While new stadiums generally get into the All-Star Game mix quickly, Petco Park opened in 2004 and has not really been mentioned as an ASG site until recently. In August, Commissioner Bud Selig was at Petco — where an alcove was named for him — and commented “I like your chances” when asked if the All-Star Game might return to San Diego soon.
Cincinnati’s Great American Ballpark will host the 2015 All-Star Game. An American League team will probably be the host site in 2016 (the ASG usually alternates leagues each year) so 2017 would be the next available year for a National League team.
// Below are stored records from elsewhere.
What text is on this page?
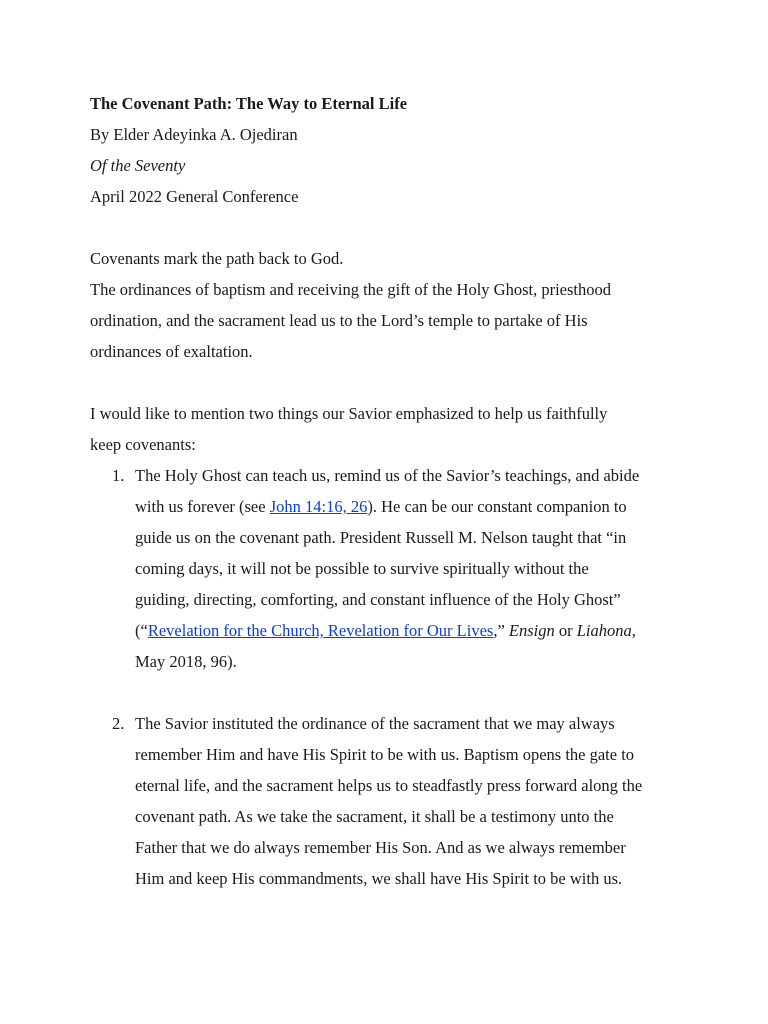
The Covenant Path: The Way to Eternal Life
By Elder Adeyinka A. Ojediran
Of the Seventy
April 2022 General Conference
Covenants mark the path back to God.
The ordinances of baptism and receiving the gift of the Holy Ghost, priesthood
ordination, and the sacrament lead us to the Lord’s temple to partake of His
ordinances of exaltation.
I would like to mention two things our Savior emphasized to help us faithfully
keep covenants:
1. The Holy Ghost can teach us, remind us of the Savior’s teachings, and abide
with us forever (see John 14:16, 26). He can be our constant companion to
guide us on the covenant path. President Russell M. Nelson taught that “in
coming days, it will not be possible to survive spiritually without the
guiding, directing, comforting, and constant influence of the Holy Ghost”
(“Revelation for the Church, Revelation for Our Lives,” Ensign or Liahona,
May 2018, 96).
2. The Savior instituted the ordinance of the sacrament that we may always
remember Him and have His Spirit to be with us. Baptism opens the gate to
eternal life, and the sacrament helps us to steadfastly press forward along the
covenant path. As we take the sacrament, it shall be a testimony unto the
Father that we do always remember His Son. And as we always remember
Him and keep His commandments, we shall have His Spirit to be with us.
Selig, who is retiring in January, is expected to name the sites for 2016 and ’17 before he steps down.
One theory in play since the summer is that the 2019 ASG would be awarded to San Diego to tie in with the team’s 50th anniversary as a Major League franchise (before that the Padres were a Pacific Coast League team for decades).
Team CEO Mike Dee, front man for the Padres’ new ownership group, would like it sooner than that and said bidding for an All-Star Game has been a priority since he came into the front office in 2013. “The events of All-Star week would serve the dual purpose of attracting thousands of visitors to San Diego as well as showcasing the beauty of America’s Finest City to a worldwide television audience.
“Most importantly, though, Padres fans have spoken loudly that they want this game, and hopefully that wish will come true.”
San Diego last hosted the All-Star Game in 1992, when the Padres still played at San Diego Jack Murphy (now Qualcomm) Stadium. Ken Griffey Jr. was the star that day, winning MVP honors by going 3-for-3 with a home run in an American League victory.
Notes — Looking to upgrade what was the NL’s worst offense, new General Manager A.J. Preller recently went after free agent Pablo Sandoval and Cuban outfielder Yasmani Tomas. Like his offense, Preller was 0-for-2. But he went down swinging.
The Padres, known for never committing to nine-figure deals (or even close) under previous ownership, reportedly made an offer to Sandoval that was competitive with Boston’s five-year, $95 million bid that Sandoval accepted earlier this week. Tomas accepted a five-year offer from the Diamondbacks, and Preller said he was “comfortable” with not bidding higher.
Now the Padres are looking to go the trade route, and are reportedly willing to part with front-line pitching. They’re also getting inquiries about minor league catching prodigy Austin Hedges, who might be available. Players the Padres have asked about are said to include Dodgers outfielder Matt Kemp, Reds outfielder Jay Bruce, and Red Sox slugger Yoenis Cespedes.
Kemp and Cespedes are right-handed batters, who generally have better luck at pitcher-friendly Petco Park than lefties.